WASHINGTON (JTA) — Two-thirds of Americans support the United States remaining in the Iran nuclear deal, according to a CNN poll.
The poll published Friday showed 67 percent of respondents favored their country remaining party to the 2015 agreement, which traded sanctions relief for a rollback of Iran’s nuclear program, and 27 percent said the U.S. should pull out.
“As you may know, the United States and five other countries entered an agreement with Iran aimed at preventing Iran from developing nuclear weapons,” said the question posed to 1,010 respondents by SSRS, a research company. “Do you think the U.S. should or should not withdraw from that agreement?”
The poll was conducted Oct. 12-15 — around the time that President Donald Trump said he would not certify Iran’s compliance with the deal. Its margin of error was 3.5 percentage points.
International inspectors say Iran is complying with the narrow parameters of the deal.

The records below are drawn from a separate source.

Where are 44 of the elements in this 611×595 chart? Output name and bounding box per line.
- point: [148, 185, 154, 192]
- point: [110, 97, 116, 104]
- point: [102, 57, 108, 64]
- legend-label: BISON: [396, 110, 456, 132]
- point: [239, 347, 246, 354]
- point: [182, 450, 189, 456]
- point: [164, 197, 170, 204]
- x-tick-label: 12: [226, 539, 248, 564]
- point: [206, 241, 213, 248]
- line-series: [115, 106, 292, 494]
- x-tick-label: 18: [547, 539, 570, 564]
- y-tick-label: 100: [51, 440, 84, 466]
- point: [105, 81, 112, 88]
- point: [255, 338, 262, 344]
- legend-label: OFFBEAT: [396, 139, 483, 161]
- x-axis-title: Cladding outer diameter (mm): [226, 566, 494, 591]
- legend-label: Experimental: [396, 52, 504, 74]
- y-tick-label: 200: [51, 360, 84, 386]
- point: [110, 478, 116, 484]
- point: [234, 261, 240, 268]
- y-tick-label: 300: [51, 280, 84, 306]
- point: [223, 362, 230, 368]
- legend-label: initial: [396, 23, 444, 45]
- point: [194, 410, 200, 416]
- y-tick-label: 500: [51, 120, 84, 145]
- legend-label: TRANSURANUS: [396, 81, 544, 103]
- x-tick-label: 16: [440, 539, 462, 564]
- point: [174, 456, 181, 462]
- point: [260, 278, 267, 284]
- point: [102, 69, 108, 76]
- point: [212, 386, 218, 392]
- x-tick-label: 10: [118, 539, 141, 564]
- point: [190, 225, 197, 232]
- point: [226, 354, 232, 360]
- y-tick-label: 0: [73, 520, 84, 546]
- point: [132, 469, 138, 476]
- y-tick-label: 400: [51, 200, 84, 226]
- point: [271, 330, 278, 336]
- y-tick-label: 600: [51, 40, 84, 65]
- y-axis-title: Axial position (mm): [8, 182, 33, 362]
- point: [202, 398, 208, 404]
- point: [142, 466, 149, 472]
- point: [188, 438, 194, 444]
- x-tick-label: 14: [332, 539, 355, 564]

Trump said his decision did not mean he was withdrawing from the deal but he wanted Congress to reshape it, although it is unclear if that is legally possible. If Congress did not succeed in amending the deal, Trump said, he would pull the United States out.
The support in the poll is a marked shift from public skepticism of the deal when Trump’s predecessor, Barack Obama, presented it to the public two years ago. Support in those days scored as low as in the 20s.
SSRS over eight years has asked respondents to rate four countries — Iran, Russia, Cuba and North Korea — as threats to the United States. The perception of Iran as a threat has diminished in recent years. It peaked in September 2015, when the Obama administration was rolling out the deal, and SSRS found 49 percent of Americans viewed the country as a “very serious” threat. Now, that number is just 30 percent.
The most serious threat perceived in the current poll is North Korea, which 62 percent of respondents rated a “very serious” threat. The Trump administration and the North Korean government have exchanged threats of a nuclear attack in recent months.